Coders at Work is a compilation of interviews with fifteen huge names in computer science--like Douglas Crockford, Guy Steele, Peter Norvig, Joe Armstrong, and, of course, Donald Knuth. Reading the origin stories for these pioneers, what stands out is how hard it used to be thirty years ago to get started in programming.

Now, anyone can command enormous amounts of computing power for almost nothing. The last generation didn't have that luxury. You hear the same story over and over again: growing up, these guys happened to go to school somewhere that had (or had access to) a large, expensive behemoth of a computer, and they happened to be among the few students who ever got to play with them. In other words, they got really lucky.

Example:

Steele: I was in elementary school from 1960 through '66. But I think the real turning point was when I got to Boston Latin School--it would have been in the equivalent of the ninth grade. A friend asked me, "Have you heard about the new computer in the basement?" I thought this was the newest story after the one about the fourth-floor swimming pool and the school only has three stories. But he said, "No really, it exists."

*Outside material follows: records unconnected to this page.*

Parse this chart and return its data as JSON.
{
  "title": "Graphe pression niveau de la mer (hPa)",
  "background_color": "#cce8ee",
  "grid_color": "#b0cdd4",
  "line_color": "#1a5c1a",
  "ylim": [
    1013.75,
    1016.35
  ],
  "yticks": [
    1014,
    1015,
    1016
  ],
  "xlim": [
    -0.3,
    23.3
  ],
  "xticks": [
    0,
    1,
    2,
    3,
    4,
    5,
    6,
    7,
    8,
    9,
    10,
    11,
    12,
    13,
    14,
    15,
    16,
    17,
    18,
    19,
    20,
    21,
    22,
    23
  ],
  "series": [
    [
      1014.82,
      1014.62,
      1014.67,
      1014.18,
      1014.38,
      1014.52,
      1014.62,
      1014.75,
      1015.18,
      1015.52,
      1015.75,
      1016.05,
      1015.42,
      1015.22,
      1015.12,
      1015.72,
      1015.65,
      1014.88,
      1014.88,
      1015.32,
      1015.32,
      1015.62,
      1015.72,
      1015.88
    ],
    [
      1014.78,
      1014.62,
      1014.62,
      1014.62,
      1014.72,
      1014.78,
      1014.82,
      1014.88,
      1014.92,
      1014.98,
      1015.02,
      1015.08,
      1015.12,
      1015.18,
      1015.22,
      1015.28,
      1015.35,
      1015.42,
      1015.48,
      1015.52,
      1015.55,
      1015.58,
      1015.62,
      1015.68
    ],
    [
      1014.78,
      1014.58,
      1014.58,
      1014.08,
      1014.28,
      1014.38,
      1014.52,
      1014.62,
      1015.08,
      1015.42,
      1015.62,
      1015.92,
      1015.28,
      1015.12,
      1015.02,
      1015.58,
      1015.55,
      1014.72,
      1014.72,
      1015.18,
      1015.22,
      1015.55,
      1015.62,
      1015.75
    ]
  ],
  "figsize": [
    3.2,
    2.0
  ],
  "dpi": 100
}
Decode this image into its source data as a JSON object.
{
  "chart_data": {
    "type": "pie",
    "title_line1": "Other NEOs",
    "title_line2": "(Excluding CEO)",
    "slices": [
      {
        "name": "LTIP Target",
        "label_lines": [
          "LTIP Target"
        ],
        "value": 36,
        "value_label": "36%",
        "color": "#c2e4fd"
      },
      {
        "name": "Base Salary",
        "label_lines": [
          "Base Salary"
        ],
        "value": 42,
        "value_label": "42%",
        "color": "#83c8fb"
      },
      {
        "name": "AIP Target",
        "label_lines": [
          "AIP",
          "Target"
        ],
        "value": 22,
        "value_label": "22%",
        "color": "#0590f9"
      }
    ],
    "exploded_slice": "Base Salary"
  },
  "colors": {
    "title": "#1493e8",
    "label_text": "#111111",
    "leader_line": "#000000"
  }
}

It turns out that T. Vincent Learson had arranged for an IBM 1130 minicomputer to be in the basement of the Boston Latin School. He was an alum and a very generous one apparently. My friend proceeded to show me a Fortran program of about five lines and I was immediately fascinated.

Or:

Armstrong: When I was at school. I was born in 1950 so there weren't many computers around then. The final year of school, I suppose I must have been 17, the local council had a mainframe computer--probably an IBM. We could write Fortran on it. It was the usual thing--you wrote your programs on coding sheets and you sent them off. A week later the coding sheets and the punch cards came back and you had to approve them. But the people who made the punch cards would make mistakes. So it might go backwards and forwards one or two times. And then it would finally go to the computer center.

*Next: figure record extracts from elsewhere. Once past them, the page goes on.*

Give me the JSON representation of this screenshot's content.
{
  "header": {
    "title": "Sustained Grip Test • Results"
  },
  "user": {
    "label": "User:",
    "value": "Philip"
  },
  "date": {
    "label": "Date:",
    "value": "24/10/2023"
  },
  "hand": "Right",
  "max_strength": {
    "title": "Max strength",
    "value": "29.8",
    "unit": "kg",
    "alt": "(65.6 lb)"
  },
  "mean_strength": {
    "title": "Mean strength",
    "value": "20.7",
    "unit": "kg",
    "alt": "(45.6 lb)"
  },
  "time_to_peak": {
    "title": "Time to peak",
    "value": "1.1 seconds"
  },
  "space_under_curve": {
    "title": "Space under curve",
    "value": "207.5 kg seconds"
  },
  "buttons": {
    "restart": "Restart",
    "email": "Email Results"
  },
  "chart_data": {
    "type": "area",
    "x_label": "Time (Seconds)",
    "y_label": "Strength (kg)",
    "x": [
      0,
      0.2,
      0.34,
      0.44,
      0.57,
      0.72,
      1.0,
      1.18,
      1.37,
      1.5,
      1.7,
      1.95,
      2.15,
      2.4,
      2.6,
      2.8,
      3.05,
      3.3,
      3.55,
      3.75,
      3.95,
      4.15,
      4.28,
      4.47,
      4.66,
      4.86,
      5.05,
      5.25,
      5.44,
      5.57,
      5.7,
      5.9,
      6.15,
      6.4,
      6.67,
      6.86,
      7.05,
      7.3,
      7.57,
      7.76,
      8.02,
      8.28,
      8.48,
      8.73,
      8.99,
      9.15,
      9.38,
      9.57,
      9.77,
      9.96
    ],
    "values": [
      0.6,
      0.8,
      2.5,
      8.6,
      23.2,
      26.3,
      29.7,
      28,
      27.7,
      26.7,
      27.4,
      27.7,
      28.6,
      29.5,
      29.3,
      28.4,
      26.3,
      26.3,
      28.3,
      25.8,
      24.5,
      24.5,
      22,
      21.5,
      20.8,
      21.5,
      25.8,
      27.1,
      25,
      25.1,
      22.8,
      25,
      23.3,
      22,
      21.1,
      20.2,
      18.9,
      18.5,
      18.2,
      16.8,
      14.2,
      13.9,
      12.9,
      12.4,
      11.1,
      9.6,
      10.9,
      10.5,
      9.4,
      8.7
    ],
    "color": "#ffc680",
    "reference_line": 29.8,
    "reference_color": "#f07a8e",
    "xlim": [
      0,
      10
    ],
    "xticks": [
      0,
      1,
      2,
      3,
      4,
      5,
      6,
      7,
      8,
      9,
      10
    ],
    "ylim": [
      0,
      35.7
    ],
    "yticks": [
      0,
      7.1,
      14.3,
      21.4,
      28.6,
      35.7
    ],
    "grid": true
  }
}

Compare that to the situation today. Every Apple computer that has come out in the last four years has easy-to-use programming tools built right in--Python, Ruby, the works. And using HTML and Javascript, all it takes is one text file and a browser to create applications of near-arbitrary complexity.

As if that wasn't enough, it turns out that you can now command your own remote number-crunching workstation for the low, low price of... zero dollars.

Starting November 1st, anyone who doesn't already have an account with Amazon Web Services can get free usage for twelve months. The specs are pretty incredible. Every month you get:

  • 750 hours of Amazon EC2 Linux Micro Instance usage (613 MB of memory and 32-bit and 64-bit platform support) ‚Äì enough hours to run continuously each month*
  • 750 hours of an Elastic Load Balancer plus 15 GB data processing*
  • 10 GB of Amazon Elastic Block Storage, plus 1 million I/Os, 1 GB of snapshot storage, 10,000 snapshot * Get Requests and 1,000 snapshot Put Requests*
  • 5 GB of Amazon S3 storage, 20,000 Get Requests, and 2,000 Put Requests*
  • 30 GB per of internet data transfer (15 GB of data transfer "in" and 15 GB of data transfer "out" across all services except Amazon CloudFront)*

We all know how computing power and storage have gotten geometrically cheaper over the years, but this is just ridiculous. Here you have a full-featured Linux server, a powerful database, ample storage, and a generous amount of bandwidth, all in the cloud, all for free.

Think of what this means for kids, or hobbyists, or recreational mathematicians: they now have a powerful computer at their fingertips, one requiring virtually no setup (because it's virtual); which can run just about any software; which is always on; and which can be manipulated and reset remotely, all through the command line.

Once they outgrow that, they can whip out their credit card (or borrow their mom's) and cheaply lease their very own supercomputing mini-cluster. Literally.